The Syrian Interim Government called on the international community to take action to protect civilians in reaction to attacks on peaceful protesters by the terrorist YPG group, PKK's Syrian affiliate, in Syria’s Manbij.
The statement written by the opposition-led government said the YPG/PKK terrorists opened fire on protesters who had gathered in Manbij to protest the YPG’s forced recruitment policies in the city that is 99% Arab. Forcefully recruiting youth for combat is a blatant violation of international law, and the statement urged the global community not to turn a blind eye to the terrorist group's activities in this regard.
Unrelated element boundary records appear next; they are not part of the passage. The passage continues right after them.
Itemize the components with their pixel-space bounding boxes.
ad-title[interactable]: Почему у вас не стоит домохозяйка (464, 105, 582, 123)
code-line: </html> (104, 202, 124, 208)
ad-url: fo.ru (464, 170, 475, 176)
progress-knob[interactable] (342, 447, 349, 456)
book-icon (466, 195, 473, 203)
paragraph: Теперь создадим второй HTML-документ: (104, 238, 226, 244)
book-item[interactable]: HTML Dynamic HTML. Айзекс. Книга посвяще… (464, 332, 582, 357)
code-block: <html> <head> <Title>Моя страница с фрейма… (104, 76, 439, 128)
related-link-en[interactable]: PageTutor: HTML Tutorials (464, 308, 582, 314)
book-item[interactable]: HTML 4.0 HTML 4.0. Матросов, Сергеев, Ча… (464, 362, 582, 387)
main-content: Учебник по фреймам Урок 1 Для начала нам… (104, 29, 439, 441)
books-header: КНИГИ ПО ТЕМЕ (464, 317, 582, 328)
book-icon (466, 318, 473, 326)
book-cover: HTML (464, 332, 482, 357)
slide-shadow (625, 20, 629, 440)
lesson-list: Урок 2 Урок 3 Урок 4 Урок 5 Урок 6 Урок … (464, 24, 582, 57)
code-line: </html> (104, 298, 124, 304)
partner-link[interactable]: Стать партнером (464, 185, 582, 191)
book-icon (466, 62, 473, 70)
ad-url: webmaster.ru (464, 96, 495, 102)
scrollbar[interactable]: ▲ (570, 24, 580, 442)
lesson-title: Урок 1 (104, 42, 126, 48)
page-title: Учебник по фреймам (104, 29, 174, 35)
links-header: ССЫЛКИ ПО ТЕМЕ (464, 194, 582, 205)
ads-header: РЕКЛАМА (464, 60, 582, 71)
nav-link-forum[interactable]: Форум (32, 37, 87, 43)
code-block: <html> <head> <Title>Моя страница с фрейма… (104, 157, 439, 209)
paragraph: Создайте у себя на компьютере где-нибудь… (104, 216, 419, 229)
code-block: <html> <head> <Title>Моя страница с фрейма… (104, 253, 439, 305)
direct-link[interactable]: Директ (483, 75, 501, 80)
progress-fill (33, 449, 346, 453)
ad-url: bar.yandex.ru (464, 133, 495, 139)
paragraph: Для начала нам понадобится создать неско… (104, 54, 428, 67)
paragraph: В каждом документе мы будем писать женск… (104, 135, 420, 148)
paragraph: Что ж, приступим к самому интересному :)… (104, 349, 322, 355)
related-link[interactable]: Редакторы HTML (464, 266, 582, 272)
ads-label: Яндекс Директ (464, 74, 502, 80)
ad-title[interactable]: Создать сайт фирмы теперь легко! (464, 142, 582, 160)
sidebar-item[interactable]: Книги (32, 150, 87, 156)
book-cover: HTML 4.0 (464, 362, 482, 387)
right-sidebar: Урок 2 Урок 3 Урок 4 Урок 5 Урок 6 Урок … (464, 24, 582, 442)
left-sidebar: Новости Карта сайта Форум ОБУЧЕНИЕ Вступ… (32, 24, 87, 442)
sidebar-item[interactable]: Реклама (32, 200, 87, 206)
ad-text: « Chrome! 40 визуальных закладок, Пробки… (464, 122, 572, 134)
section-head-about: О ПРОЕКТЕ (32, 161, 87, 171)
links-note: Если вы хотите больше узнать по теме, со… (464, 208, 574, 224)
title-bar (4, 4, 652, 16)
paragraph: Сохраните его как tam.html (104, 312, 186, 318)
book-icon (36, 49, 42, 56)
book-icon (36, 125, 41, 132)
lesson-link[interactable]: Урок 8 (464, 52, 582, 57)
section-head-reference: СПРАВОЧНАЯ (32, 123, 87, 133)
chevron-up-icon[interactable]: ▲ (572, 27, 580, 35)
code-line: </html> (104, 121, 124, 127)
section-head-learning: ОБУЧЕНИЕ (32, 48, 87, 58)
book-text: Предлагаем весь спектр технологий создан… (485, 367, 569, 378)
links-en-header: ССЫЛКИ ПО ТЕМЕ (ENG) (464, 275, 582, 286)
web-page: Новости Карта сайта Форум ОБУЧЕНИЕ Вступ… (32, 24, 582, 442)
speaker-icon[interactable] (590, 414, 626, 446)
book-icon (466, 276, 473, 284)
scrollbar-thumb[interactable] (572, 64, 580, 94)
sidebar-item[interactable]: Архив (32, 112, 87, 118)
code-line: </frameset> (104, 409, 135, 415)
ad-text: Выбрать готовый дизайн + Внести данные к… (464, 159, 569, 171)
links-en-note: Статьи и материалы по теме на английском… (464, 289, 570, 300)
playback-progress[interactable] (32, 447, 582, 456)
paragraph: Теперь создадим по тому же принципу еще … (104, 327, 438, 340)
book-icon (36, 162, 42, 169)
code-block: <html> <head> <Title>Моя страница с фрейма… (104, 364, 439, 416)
A civilian was killed and three others were injured after the YPG opened fire on the protesters, Anadolu Agency (AA) reported. In response, the angry protesters then took hold of a YPG/PKK terrorist checkpoint on the Aleppo Highway and set it on fire, which in turn, saw the YPG/PKK impose a 48-hour curfew in the district.
The terrorist group imposes a compulsory so-called “military service” for girls and boys born between 1990-2003, forcing Arab youth in Ain al-Arab, also known as Kobani, together with Qamishli, Manbij, Raqqa, Deir el-Zour and other areas to take up arms against their will.
Ankara considers the YPG, which is backed by the United States-led anti-Daesh coalition on the pretext of fighting the Daesh terrorist group on the ground, a grave national security threat. Civilians have expressed concern about the terrorist group's control over the area.
The U.S.-backed YPG terrorists made it to Manbij in August 2016 after ousting Daesh terrorists who had captured the city from the moderate opposition in January 2014. Before the YPG, Manbij was administered by the Revolution Assembly, which represented 17 different groups and tribes. After the terrorist group entered the city, the Manbij Military Council (MMC), a group allied to the U.S.-backed YPG, began to impose its de facto rule in the city.
To assuage the security concerns of Turkey, Washington and Ankara reached the "Manbij Agreement" in June 2018, which focuses on the withdrawal of YPG terrorists from Manbij to stabilize the region. The deal presented a three-stage process to be realized within 90 days – the withdrawal of the terrorist organization, joint Turkish-American patrols, which began in November 2018, and the establishment of a new local administration made up of people who reflect the ethnic composition of the area.
However, Washington has long been dragging its feet on the implementation of the Manbij deal.